The regulators’ lack of understanding of AI could also cause issues. Therefore, it is essential for organizations to invest in learning and development of internal controls, so that they can make informed, data-driven decisions.
Boston Consulting Group: “Combine AI and human elements of the business”
Boston says, “Organizations that combine the capabilities of humans and machines will develop superior customer experiences and relationships, more productive operations, and dramatically increased rates of innovation.”

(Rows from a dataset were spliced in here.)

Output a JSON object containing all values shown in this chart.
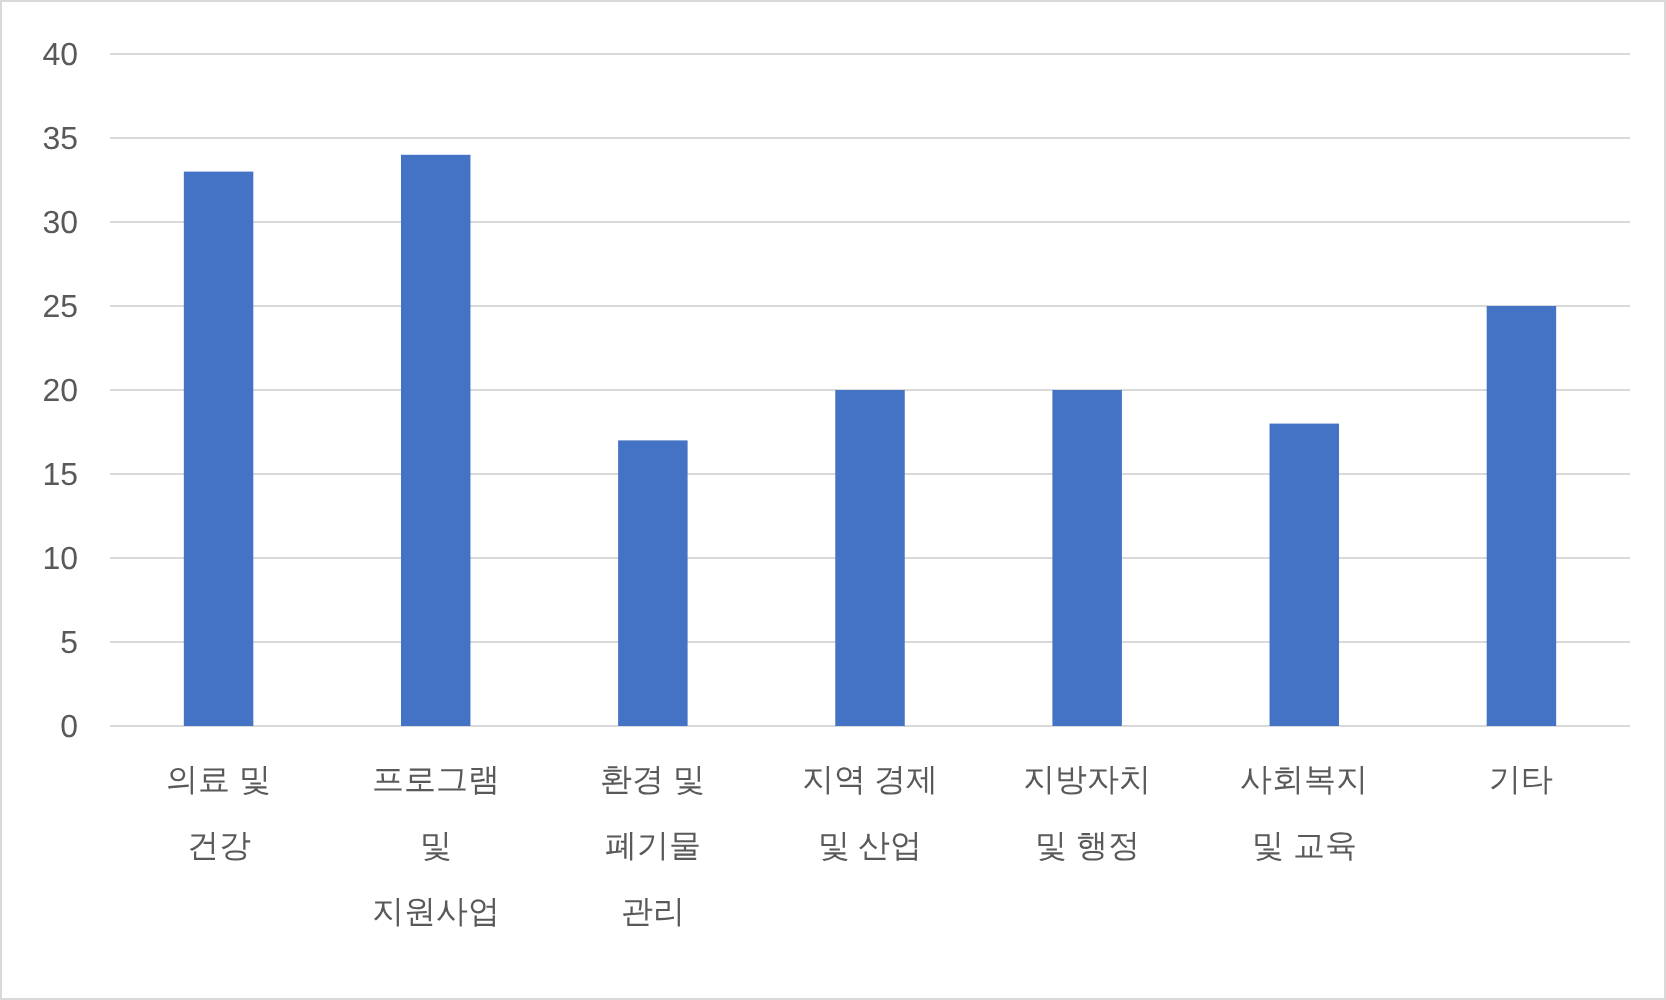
{
  "chart_data": {
    "type": "bar",
    "categories": [
      "의료 및 건강",
      "프로그램 및 지원사업",
      "환경 및 폐기물 관리",
      "지역 경제 및 산업",
      "지방자치 및 행정",
      "사회복지 및 교육",
      "기타"
    ],
    "values": [
      33,
      34,
      17,
      20,
      20,
      18,
      25
    ],
    "color": "#4472c4",
    "ylim": [
      0,
      40
    ],
    "yticks": [
      0,
      5,
      10,
      15,
      20,
      25,
      30,
      35,
      40
    ],
    "grid": "y"
  }
}
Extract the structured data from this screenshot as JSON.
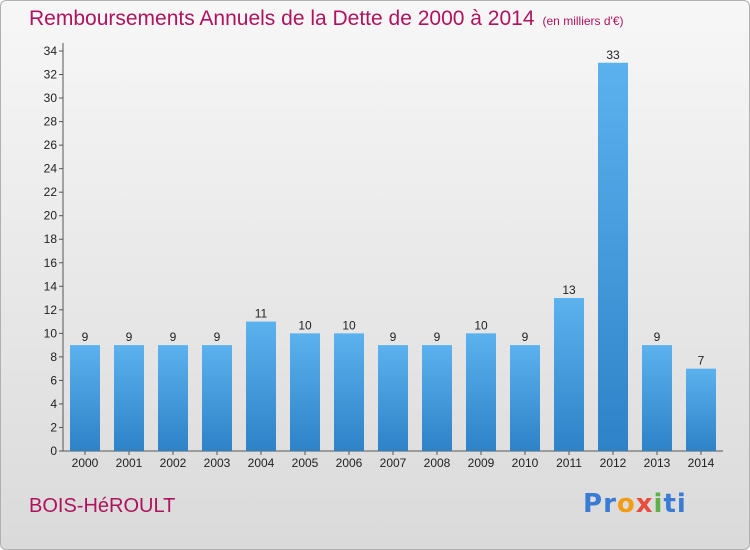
{
  "title": "Remboursements Annuels de la Dette de 2000 à 2014",
  "subtitle": "(en milliers d'€)",
  "place": "BOIS-HéROULT",
  "logo": {
    "letters": [
      "P",
      "r",
      "o",
      "x",
      "i",
      "t",
      "i"
    ],
    "colors": [
      "#3a7bd5",
      "#3a7bd5",
      "#f39c12",
      "#e74c3c",
      "#5fb04b",
      "#3a7bd5",
      "#3a7bd5"
    ]
  },
  "colors": {
    "bar": "#4da3e6",
    "title": "#b0135e"
  },
  "chart_data": {
    "type": "bar",
    "title": "Remboursements Annuels de la Dette de 2000 à 2014",
    "subtitle": "(en milliers d'€)",
    "categories": [
      "2000",
      "2001",
      "2002",
      "2003",
      "2004",
      "2005",
      "2006",
      "2007",
      "2008",
      "2009",
      "2010",
      "2011",
      "2012",
      "2013",
      "2014"
    ],
    "values": [
      9,
      9,
      9,
      9,
      11,
      10,
      10,
      9,
      9,
      10,
      9,
      13,
      33,
      9,
      7
    ],
    "ylim": [
      0,
      34
    ],
    "yticks": [
      0,
      2,
      4,
      6,
      8,
      10,
      12,
      14,
      16,
      18,
      20,
      22,
      24,
      26,
      28,
      30,
      32,
      34
    ],
    "grid": false,
    "legend": "none",
    "data_labels": true
  }
}
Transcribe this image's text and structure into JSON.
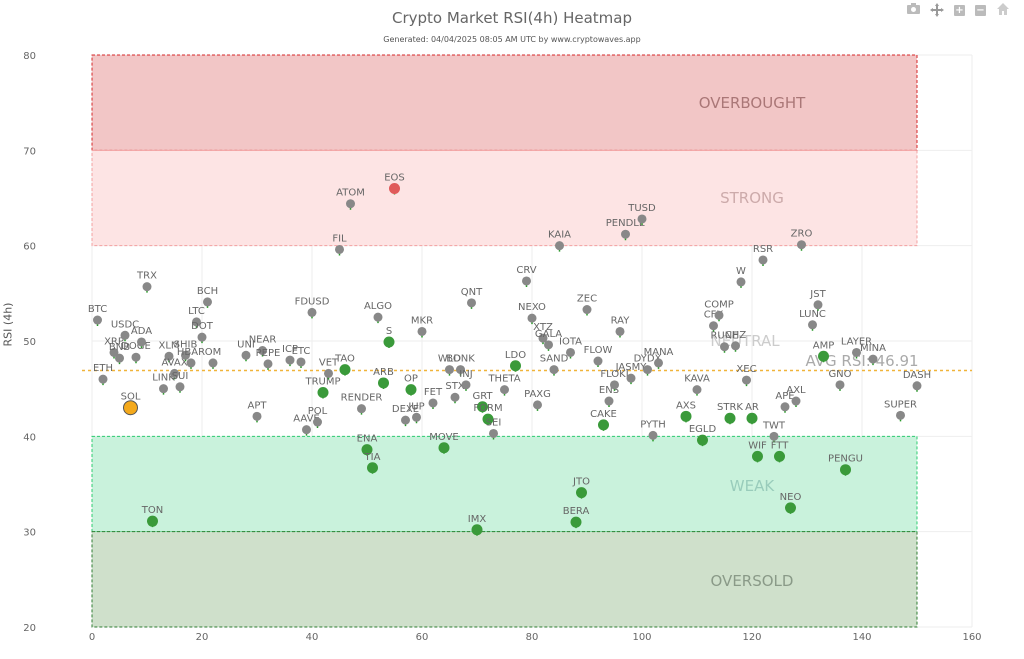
{
  "header": {
    "title": "Crypto Market RSI(4h) Heatmap",
    "subtitle": "Generated: 04/04/2025 08:05 AM UTC by www.cryptowaves.app"
  },
  "modebar": {
    "buttons": [
      {
        "name": "camera-icon",
        "glyph": "📷"
      },
      {
        "name": "pan-icon",
        "glyph": "✥"
      },
      {
        "name": "zoom-in-icon",
        "glyph": "+"
      },
      {
        "name": "zoom-out-icon",
        "glyph": "−"
      },
      {
        "name": "home-icon",
        "glyph": "⌂"
      }
    ]
  },
  "colors": {
    "overbought_fill": "#f2c6c6",
    "overbought_border": "#d62728",
    "strong_fill": "#fde4e4",
    "strong_border": "#f3a0a0",
    "weak_fill": "#c9f2dc",
    "weak_border": "#2ecc71",
    "oversold_fill": "#cfe0cb",
    "oversold_border": "#2e7d32",
    "avg_line": "#f0b43a",
    "dot_neutral": "#888888",
    "dot_weak": "#3a9a3a",
    "dot_strong": "#e05a5a",
    "dot_highlight": "#f4a91c"
  },
  "chart_data": {
    "type": "scatter",
    "title": "Crypto Market RSI(4h) Heatmap",
    "subtitle": "Generated: 04/04/2025 08:05 AM UTC by www.cryptowaves.app",
    "xlabel": "",
    "ylabel": "RSI (4h)",
    "xlim": [
      0,
      160
    ],
    "ylim": [
      20,
      80
    ],
    "xticks": [
      0,
      20,
      40,
      60,
      80,
      100,
      120,
      140,
      160
    ],
    "yticks": [
      20,
      30,
      40,
      50,
      60,
      70,
      80
    ],
    "grid": true,
    "zones": [
      {
        "label": "OVERBOUGHT",
        "y0": 70,
        "y1": 80,
        "x0": 0,
        "x1": 150
      },
      {
        "label": "STRONG",
        "y0": 60,
        "y1": 70,
        "x0": 0,
        "x1": 150
      },
      {
        "label": "NEUTRAL",
        "y0": 40,
        "y1": 60,
        "x0": 0,
        "x1": 150
      },
      {
        "label": "WEAK",
        "y0": 30,
        "y1": 40,
        "x0": 0,
        "x1": 150
      },
      {
        "label": "OVERSOLD",
        "y0": 20,
        "y1": 30,
        "x0": 0,
        "x1": 150
      }
    ],
    "average": {
      "label": "AVG RSI: 46.91",
      "value": 46.91
    },
    "points": [
      {
        "name": "BTC",
        "x": 1,
        "y": 52.2
      },
      {
        "name": "ETH",
        "x": 2,
        "y": 46.0
      },
      {
        "name": "XRP",
        "x": 4,
        "y": 48.8
      },
      {
        "name": "BNB",
        "x": 5,
        "y": 48.2
      },
      {
        "name": "USDC",
        "x": 6,
        "y": 50.6
      },
      {
        "name": "SOL",
        "x": 7,
        "y": 43.0,
        "highlight": true
      },
      {
        "name": "DOGE",
        "x": 8,
        "y": 48.3
      },
      {
        "name": "ADA",
        "x": 9,
        "y": 49.9
      },
      {
        "name": "TRX",
        "x": 10,
        "y": 55.7
      },
      {
        "name": "TON",
        "x": 11,
        "y": 31.1
      },
      {
        "name": "LINK",
        "x": 13,
        "y": 45.0
      },
      {
        "name": "XLM",
        "x": 14,
        "y": 48.4
      },
      {
        "name": "AVAX",
        "x": 15,
        "y": 46.6
      },
      {
        "name": "SUI",
        "x": 16,
        "y": 45.2
      },
      {
        "name": "SHIB",
        "x": 17,
        "y": 48.5
      },
      {
        "name": "HBAR",
        "x": 18,
        "y": 47.7
      },
      {
        "name": "LTC",
        "x": 19,
        "y": 52.0
      },
      {
        "name": "DOT",
        "x": 20,
        "y": 50.4
      },
      {
        "name": "BCH",
        "x": 21,
        "y": 54.1
      },
      {
        "name": "OM",
        "x": 22,
        "y": 47.7
      },
      {
        "name": "UNI",
        "x": 28,
        "y": 48.5
      },
      {
        "name": "APT",
        "x": 30,
        "y": 42.1
      },
      {
        "name": "NEAR",
        "x": 31,
        "y": 49.0
      },
      {
        "name": "PEPE",
        "x": 32,
        "y": 47.6
      },
      {
        "name": "ICP",
        "x": 36,
        "y": 48.0
      },
      {
        "name": "ETC",
        "x": 38,
        "y": 47.8
      },
      {
        "name": "AAVE",
        "x": 39,
        "y": 40.7
      },
      {
        "name": "FDUSD",
        "x": 40,
        "y": 53.0
      },
      {
        "name": "POL",
        "x": 41,
        "y": 41.5
      },
      {
        "name": "TRUMP",
        "x": 42,
        "y": 44.6
      },
      {
        "name": "VET",
        "x": 43,
        "y": 46.6
      },
      {
        "name": "FIL",
        "x": 45,
        "y": 59.6
      },
      {
        "name": "TAO",
        "x": 46,
        "y": 47.0
      },
      {
        "name": "ATOM",
        "x": 47,
        "y": 64.4
      },
      {
        "name": "RENDER",
        "x": 49,
        "y": 42.9
      },
      {
        "name": "ENA",
        "x": 50,
        "y": 38.6
      },
      {
        "name": "TIA",
        "x": 51,
        "y": 36.7
      },
      {
        "name": "ALGO",
        "x": 52,
        "y": 52.5
      },
      {
        "name": "ARB",
        "x": 53,
        "y": 45.6
      },
      {
        "name": "S",
        "x": 54,
        "y": 49.9
      },
      {
        "name": "EOS",
        "x": 55,
        "y": 66.0
      },
      {
        "name": "DEXE",
        "x": 57,
        "y": 41.7
      },
      {
        "name": "OP",
        "x": 58,
        "y": 44.9
      },
      {
        "name": "JUP",
        "x": 59,
        "y": 42.0
      },
      {
        "name": "MKR",
        "x": 60,
        "y": 51.0
      },
      {
        "name": "FET",
        "x": 62,
        "y": 43.5
      },
      {
        "name": "MOVE",
        "x": 64,
        "y": 38.8
      },
      {
        "name": "WLD",
        "x": 65,
        "y": 47.0
      },
      {
        "name": "STX",
        "x": 66,
        "y": 44.1
      },
      {
        "name": "BONK",
        "x": 67,
        "y": 47.0
      },
      {
        "name": "INJ",
        "x": 68,
        "y": 45.4
      },
      {
        "name": "QNT",
        "x": 69,
        "y": 54.0
      },
      {
        "name": "IMX",
        "x": 70,
        "y": 30.2
      },
      {
        "name": "GRT",
        "x": 71,
        "y": 43.1
      },
      {
        "name": "FORM",
        "x": 72,
        "y": 41.8
      },
      {
        "name": "SEI",
        "x": 73,
        "y": 40.3
      },
      {
        "name": "THETA",
        "x": 75,
        "y": 44.9
      },
      {
        "name": "LDO",
        "x": 77,
        "y": 47.4
      },
      {
        "name": "CRV",
        "x": 79,
        "y": 56.3
      },
      {
        "name": "NEXO",
        "x": 80,
        "y": 52.4
      },
      {
        "name": "PAXG",
        "x": 81,
        "y": 43.3
      },
      {
        "name": "XTZ",
        "x": 82,
        "y": 50.3
      },
      {
        "name": "GALA",
        "x": 83,
        "y": 49.6
      },
      {
        "name": "SAND",
        "x": 84,
        "y": 47.0
      },
      {
        "name": "KAIA",
        "x": 85,
        "y": 60.0
      },
      {
        "name": "IOTA",
        "x": 87,
        "y": 48.8
      },
      {
        "name": "BERA",
        "x": 88,
        "y": 31.0
      },
      {
        "name": "JTO",
        "x": 89,
        "y": 34.1
      },
      {
        "name": "ZEC",
        "x": 90,
        "y": 53.3
      },
      {
        "name": "FLOW",
        "x": 92,
        "y": 47.9
      },
      {
        "name": "CAKE",
        "x": 93,
        "y": 41.2
      },
      {
        "name": "ENS",
        "x": 94,
        "y": 43.7
      },
      {
        "name": "FLOKI",
        "x": 95,
        "y": 45.4
      },
      {
        "name": "RAY",
        "x": 96,
        "y": 51.0
      },
      {
        "name": "PENDLE",
        "x": 97,
        "y": 61.2
      },
      {
        "name": "JASMY",
        "x": 98,
        "y": 46.1
      },
      {
        "name": "TUSD",
        "x": 100,
        "y": 62.8
      },
      {
        "name": "DYDX",
        "x": 101,
        "y": 47.0
      },
      {
        "name": "PYTH",
        "x": 102,
        "y": 40.1
      },
      {
        "name": "MANA",
        "x": 103,
        "y": 47.7
      },
      {
        "name": "AXS",
        "x": 108,
        "y": 42.1
      },
      {
        "name": "KAVA",
        "x": 110,
        "y": 44.9
      },
      {
        "name": "EGLD",
        "x": 111,
        "y": 39.6
      },
      {
        "name": "CFX",
        "x": 113,
        "y": 51.6
      },
      {
        "name": "COMP",
        "x": 114,
        "y": 52.7
      },
      {
        "name": "RUNE",
        "x": 115,
        "y": 49.4
      },
      {
        "name": "STRK",
        "x": 116,
        "y": 41.9
      },
      {
        "name": "CHZ",
        "x": 117,
        "y": 49.5
      },
      {
        "name": "W",
        "x": 118,
        "y": 56.2
      },
      {
        "name": "XEC",
        "x": 119,
        "y": 45.9
      },
      {
        "name": "AR",
        "x": 120,
        "y": 41.9
      },
      {
        "name": "WIF",
        "x": 121,
        "y": 37.9
      },
      {
        "name": "RSR",
        "x": 122,
        "y": 58.5
      },
      {
        "name": "TWT",
        "x": 124,
        "y": 40.0
      },
      {
        "name": "FTT",
        "x": 125,
        "y": 37.9
      },
      {
        "name": "APE",
        "x": 126,
        "y": 43.1
      },
      {
        "name": "NEO",
        "x": 127,
        "y": 32.5
      },
      {
        "name": "AXL",
        "x": 128,
        "y": 43.7
      },
      {
        "name": "ZRO",
        "x": 129,
        "y": 60.1
      },
      {
        "name": "LUNC",
        "x": 131,
        "y": 51.7
      },
      {
        "name": "JST",
        "x": 132,
        "y": 53.8
      },
      {
        "name": "AMP",
        "x": 133,
        "y": 48.4,
        "green": true
      },
      {
        "name": "GNO",
        "x": 136,
        "y": 45.4
      },
      {
        "name": "PENGU",
        "x": 137,
        "y": 36.5
      },
      {
        "name": "LAYER",
        "x": 139,
        "y": 48.8
      },
      {
        "name": "MINA",
        "x": 142,
        "y": 48.1
      },
      {
        "name": "SUPER",
        "x": 147,
        "y": 42.2
      },
      {
        "name": "DASH",
        "x": 150,
        "y": 45.3
      }
    ]
  }
}
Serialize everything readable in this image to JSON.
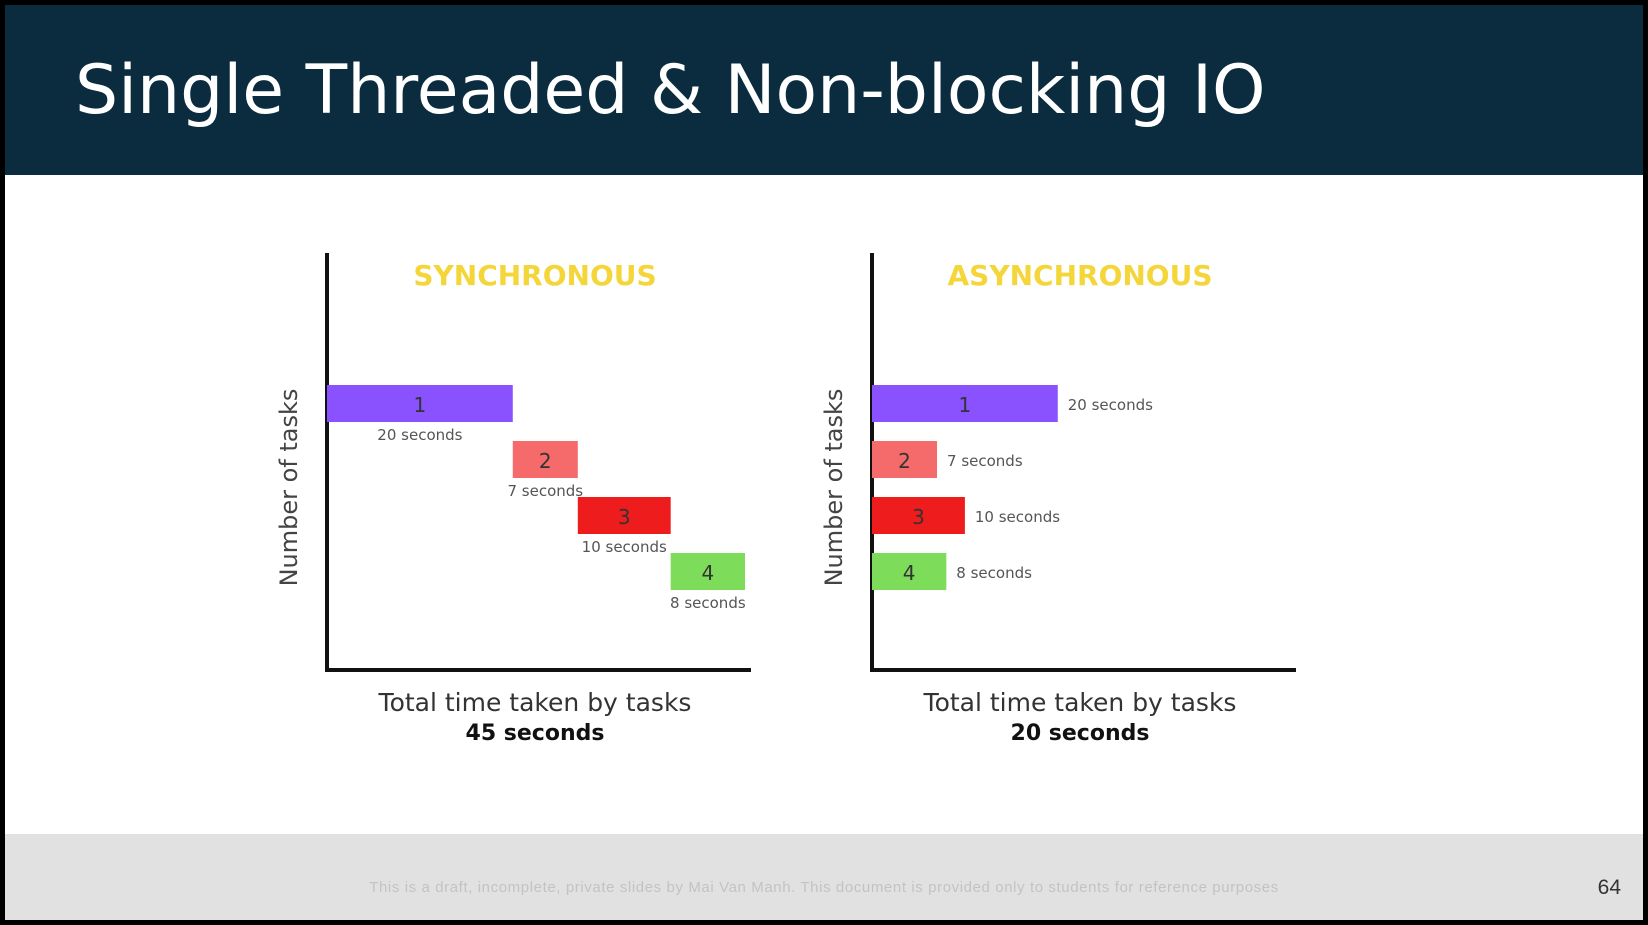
{
  "slide": {
    "title": "Single Threaded & Non-blocking IO",
    "footer_note": "This is a draft, incomplete, private slides by Mai Van Manh. This document is provided only to students for reference purposes",
    "page_number": "64",
    "header_color": "#0b2c3f"
  },
  "chart_data": [
    {
      "type": "bar",
      "orientation": "horizontal-timeline",
      "title": "SYNCHRONOUS",
      "title_color": "#f5d63a",
      "ylabel": "Number of tasks",
      "xlabel": "Total time taken by tasks",
      "total_label": "45 seconds",
      "xlim": [
        0,
        45
      ],
      "grid": false,
      "label_position": "below",
      "tasks": [
        {
          "label": "1",
          "start": 0,
          "duration": 20,
          "duration_label": "20 seconds",
          "color": "#8a52ff"
        },
        {
          "label": "2",
          "start": 20,
          "duration": 7,
          "duration_label": "7 seconds",
          "color": "#f56a6a"
        },
        {
          "label": "3",
          "start": 27,
          "duration": 10,
          "duration_label": "10 seconds",
          "color": "#ee1c1c"
        },
        {
          "label": "4",
          "start": 37,
          "duration": 8,
          "duration_label": "8 seconds",
          "color": "#7ddc5a"
        }
      ]
    },
    {
      "type": "bar",
      "orientation": "horizontal-timeline",
      "title": "ASYNCHRONOUS",
      "title_color": "#f5d63a",
      "ylabel": "Number of tasks",
      "xlabel": "Total time taken by tasks",
      "total_label": "20 seconds",
      "xlim": [
        0,
        45
      ],
      "grid": false,
      "label_position": "right",
      "tasks": [
        {
          "label": "1",
          "start": 0,
          "duration": 20,
          "duration_label": "20 seconds",
          "color": "#8a52ff"
        },
        {
          "label": "2",
          "start": 0,
          "duration": 7,
          "duration_label": "7 seconds",
          "color": "#f56a6a"
        },
        {
          "label": "3",
          "start": 0,
          "duration": 10,
          "duration_label": "10 seconds",
          "color": "#ee1c1c"
        },
        {
          "label": "4",
          "start": 0,
          "duration": 8,
          "duration_label": "8 seconds",
          "color": "#7ddc5a"
        }
      ]
    }
  ]
}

A global FMCG company used AI to optimize its process for allocating marketing spending. Advanced analytics modeling compared ROI across brands, markets, and media channels and created a dynamic model to analyze different potential scenarios for allocating that spending.
As a result, the company made better spending decisions and saw a 10% increase in marketing ROI during the first 12 months.
But, is every company that implements AI is winning?
In a survey conducted by BCG, 90% of respondents agreed that artificial intelligence represents a business opportunity for their company. However, 70% of companies report minimal or no impact from AI so far.
For AI to deliver exceptional results, companies need to integrate it into the individual processes that power the core of their business. Companies need to develop the right feedback loops so that artificial intelligence can get better with time.
According to Boston, companies that combine human (organization, talent, and ways of working) with technology (data and digital platforms) see better outcomes. The outcomes include:
- Personalized customer experiences and relationships
- Bionic operations
- New offers, services, and business models
Businesses that use AI in marketing see higher growth than those who don’t. Research and studies by top consulting firms have also proved it. However, to get the maximum benefit of AI, it is crucial to determine the problem you want to solve and hire the best talent to manage the technology.